The 7th Conference
Human Language Technologies - the Baltic Perspective
October 6-7, 2016
Josef van Genabith
Statistical and Neural Machine Translation
Deep Neural Nets are are strongly impacting many areas in Artificial Intelligence and Human Language Technologies: in some applications, DNNs even show "super-human" performance. In machine translation, neural approaches are beginning to outperform the best statistical approaches, a technology that has been optimised and honed for many years. In the talk I will trace the different ways in which we have approached machine translation, starting with rule-based and moving to statistical approaches, highlighting some of the advantages and drawbacks of these technologies. I will then show how neural approaches can address some of the shortcoming and introduce some of the "tricks of the trade" used by current neural approaches to outperform the competition.
Josef van Genabith is a Scientific Director at DFKI, the German Research Centre for Artificial Intelligence, where he heads the Multilingual Technologies Group, and jointly with Prof. Hans Uzskoreit, the Language Technology Lab. He is Professor for Translation-oriented Language Technologies at the University of the Saarland, Germany. He was the founding Director of CNGL, the Centre for Next Generation Localisation (now ADAPT), in Dublin, Ireland, and a Professor in the School of Computing at Dublin City University.

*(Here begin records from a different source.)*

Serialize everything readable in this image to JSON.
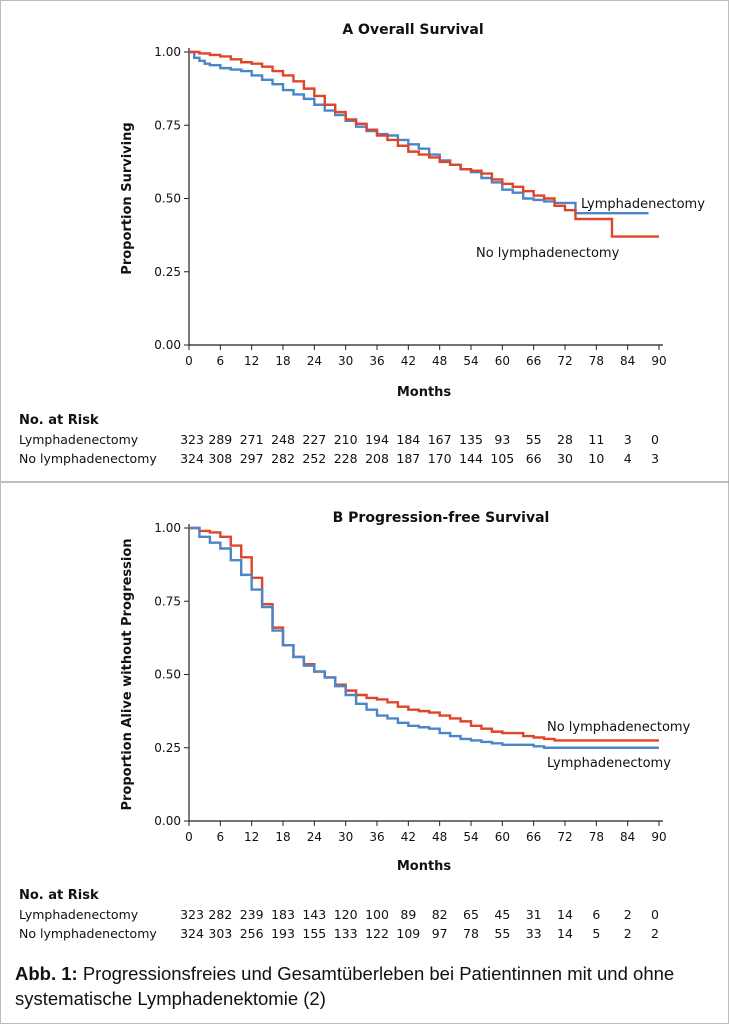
{
  "caption": {
    "prefix": "Abb. 1:",
    "text": "Progressionsfreies und Gesamtüberleben bei Patientinnen mit und ohne systematische Lymphadenektomie (2)"
  },
  "colors": {
    "lymphadenectomy": "#4a86c8",
    "no_lymphadenectomy": "#e0442a"
  },
  "chart_data": [
    {
      "type": "line",
      "panel": "A",
      "title": "Overall Survival",
      "xlabel": "Months",
      "ylabel": "Proportion Surviving",
      "xlim": [
        0,
        90
      ],
      "ylim": [
        0,
        1
      ],
      "xticks": [
        0,
        6,
        12,
        18,
        24,
        30,
        36,
        42,
        48,
        54,
        60,
        66,
        72,
        78,
        84,
        90
      ],
      "yticks": [
        0.0,
        0.25,
        0.5,
        0.75,
        1.0
      ],
      "ytick_labels": [
        "0.00",
        "0.25",
        "0.50",
        "0.75",
        "1.00"
      ],
      "series": [
        {
          "name": "Lymphadenectomy",
          "x": [
            0,
            1,
            2,
            3,
            4,
            6,
            8,
            10,
            12,
            14,
            16,
            18,
            20,
            22,
            24,
            26,
            28,
            30,
            32,
            34,
            36,
            38,
            40,
            42,
            44,
            46,
            48,
            50,
            52,
            54,
            56,
            58,
            60,
            62,
            64,
            66,
            68,
            70,
            72,
            74,
            76,
            78,
            80,
            82,
            84,
            86,
            88
          ],
          "y": [
            1.0,
            0.98,
            0.97,
            0.96,
            0.955,
            0.945,
            0.94,
            0.935,
            0.92,
            0.905,
            0.89,
            0.87,
            0.855,
            0.84,
            0.82,
            0.8,
            0.785,
            0.765,
            0.745,
            0.73,
            0.72,
            0.715,
            0.7,
            0.685,
            0.67,
            0.65,
            0.63,
            0.615,
            0.6,
            0.59,
            0.57,
            0.555,
            0.53,
            0.52,
            0.5,
            0.495,
            0.49,
            0.485,
            0.485,
            0.45,
            0.45,
            0.45,
            0.45,
            0.45,
            0.45,
            0.45,
            0.45
          ]
        },
        {
          "name": "No lymphadenectomy",
          "x": [
            0,
            2,
            4,
            6,
            8,
            10,
            12,
            14,
            16,
            18,
            20,
            22,
            24,
            26,
            28,
            30,
            32,
            34,
            36,
            38,
            40,
            42,
            44,
            46,
            48,
            50,
            52,
            54,
            56,
            58,
            60,
            62,
            64,
            66,
            68,
            70,
            72,
            74,
            76,
            78,
            80,
            81,
            84,
            86,
            88,
            90
          ],
          "y": [
            1.0,
            0.995,
            0.99,
            0.985,
            0.975,
            0.965,
            0.96,
            0.95,
            0.935,
            0.92,
            0.9,
            0.875,
            0.85,
            0.82,
            0.795,
            0.77,
            0.755,
            0.735,
            0.715,
            0.7,
            0.68,
            0.66,
            0.65,
            0.64,
            0.625,
            0.615,
            0.6,
            0.595,
            0.585,
            0.565,
            0.55,
            0.54,
            0.525,
            0.51,
            0.5,
            0.475,
            0.46,
            0.43,
            0.43,
            0.43,
            0.43,
            0.37,
            0.37,
            0.37,
            0.37,
            0.37
          ]
        }
      ],
      "line_labels": [
        "Lymphadenectomy",
        "No lymphadenectomy"
      ],
      "risk_table": {
        "heading": "No. at Risk",
        "rows": [
          {
            "label": "Lymphadenectomy",
            "values": [
              "323",
              "289",
              "271",
              "248",
              "227",
              "210",
              "194",
              "184",
              "167",
              "135",
              "93",
              "55",
              "28",
              "11",
              "3",
              "0"
            ]
          },
          {
            "label": "No lymphadenectomy",
            "values": [
              "324",
              "308",
              "297",
              "282",
              "252",
              "228",
              "208",
              "187",
              "170",
              "144",
              "105",
              "66",
              "30",
              "10",
              "4",
              "3"
            ]
          }
        ]
      }
    },
    {
      "type": "line",
      "panel": "B",
      "title": "Progression-free Survival",
      "xlabel": "Months",
      "ylabel": "Proportion Alive without Progression",
      "xlim": [
        0,
        90
      ],
      "ylim": [
        0,
        1
      ],
      "xticks": [
        0,
        6,
        12,
        18,
        24,
        30,
        36,
        42,
        48,
        54,
        60,
        66,
        72,
        78,
        84,
        90
      ],
      "yticks": [
        0.0,
        0.25,
        0.5,
        0.75,
        1.0
      ],
      "ytick_labels": [
        "0.00",
        "0.25",
        "0.50",
        "0.75",
        "1.00"
      ],
      "series": [
        {
          "name": "No lymphadenectomy",
          "x": [
            0,
            2,
            4,
            6,
            8,
            10,
            12,
            14,
            16,
            18,
            20,
            22,
            24,
            26,
            28,
            30,
            32,
            34,
            36,
            38,
            40,
            42,
            44,
            46,
            48,
            50,
            52,
            54,
            56,
            58,
            60,
            62,
            64,
            66,
            68,
            70,
            72,
            80,
            90
          ],
          "y": [
            1.0,
            0.99,
            0.985,
            0.97,
            0.94,
            0.9,
            0.83,
            0.74,
            0.66,
            0.6,
            0.56,
            0.535,
            0.51,
            0.49,
            0.465,
            0.445,
            0.43,
            0.42,
            0.415,
            0.405,
            0.39,
            0.38,
            0.375,
            0.37,
            0.36,
            0.35,
            0.34,
            0.325,
            0.315,
            0.305,
            0.3,
            0.3,
            0.29,
            0.285,
            0.28,
            0.275,
            0.275,
            0.275,
            0.275
          ]
        },
        {
          "name": "Lymphadenectomy",
          "x": [
            0,
            2,
            4,
            6,
            8,
            10,
            12,
            14,
            16,
            18,
            20,
            22,
            24,
            26,
            28,
            30,
            32,
            34,
            36,
            38,
            40,
            42,
            44,
            46,
            48,
            50,
            52,
            54,
            56,
            58,
            60,
            62,
            64,
            66,
            68,
            70,
            72,
            80,
            90
          ],
          "y": [
            1.0,
            0.97,
            0.95,
            0.93,
            0.89,
            0.84,
            0.79,
            0.73,
            0.65,
            0.6,
            0.56,
            0.53,
            0.51,
            0.49,
            0.46,
            0.43,
            0.4,
            0.38,
            0.36,
            0.35,
            0.335,
            0.325,
            0.32,
            0.315,
            0.3,
            0.29,
            0.28,
            0.275,
            0.27,
            0.265,
            0.26,
            0.26,
            0.26,
            0.255,
            0.25,
            0.25,
            0.25,
            0.25,
            0.25
          ]
        }
      ],
      "line_labels": [
        "No lymphadenectomy",
        "Lymphadenectomy"
      ],
      "risk_table": {
        "heading": "No. at Risk",
        "rows": [
          {
            "label": "Lymphadenectomy",
            "values": [
              "323",
              "282",
              "239",
              "183",
              "143",
              "120",
              "100",
              "89",
              "82",
              "65",
              "45",
              "31",
              "14",
              "6",
              "2",
              "0"
            ]
          },
          {
            "label": "No lymphadenectomy",
            "values": [
              "324",
              "303",
              "256",
              "193",
              "155",
              "133",
              "122",
              "109",
              "97",
              "78",
              "55",
              "33",
              "14",
              "5",
              "2",
              "2"
            ]
          }
        ]
      }
    }
  ]
}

Languages are Dialects with a Treebank and a Dependency Parser - Experiments with Cross-Lingual Parsing for Low-Resource Languages
Natural language processing (NLP) becomes increasingly important in people's everyday life if we look, for example, at the success of word prediction, spelling correction and instant on-line translation. Building linguistic resources and tools, however, is expensive and time-consuming, and one of the great challenges in computational linguistics is to port existing models to new languages and domains. Modern NLP requires data, often annotated with explicit linguistic information and tools that can learn from it. However, sufficient quantities of electronic data sources are available only for a handful of languages whereas most other languages do not have the privilege to draw from such resources. Speakers of low density languages and the countries they live in are not able to invest in large data collection and time-consuming annotation efforts, and the goal of cross-lingual NLP is to share the rich linguistic information with poorly supported languages making it possible to build tools and resources without starting from scratch. In this talk I will look in particular at transfer models for statistical dependency parsing. In my experiments I test these approaches on the recently released data sets with cross-lingually harmonized dependency annotation and I will show the potentials of simple yet effective annotation and treebank translation techniques. I will also include a discussion on shortcomings and problems and welcome suggestions for future work.
Jörg Tiedemann works as a professor of language technology at the University of Helsinki since August 2015. He received his Ph.D. in computational linguistics from Uppsala University in 2003. His work is mainly focused on machine translation, question answering and data mining from multilingual resources. During his Ph.D. he spent a year at the University of Edinburgh and worked as a post-doctoral researcher at the University of Groningen. Tiedemann is currently the director of BAULT, a research community on building and using language technology and maintains OPUS, a large open collection of parallel corpora.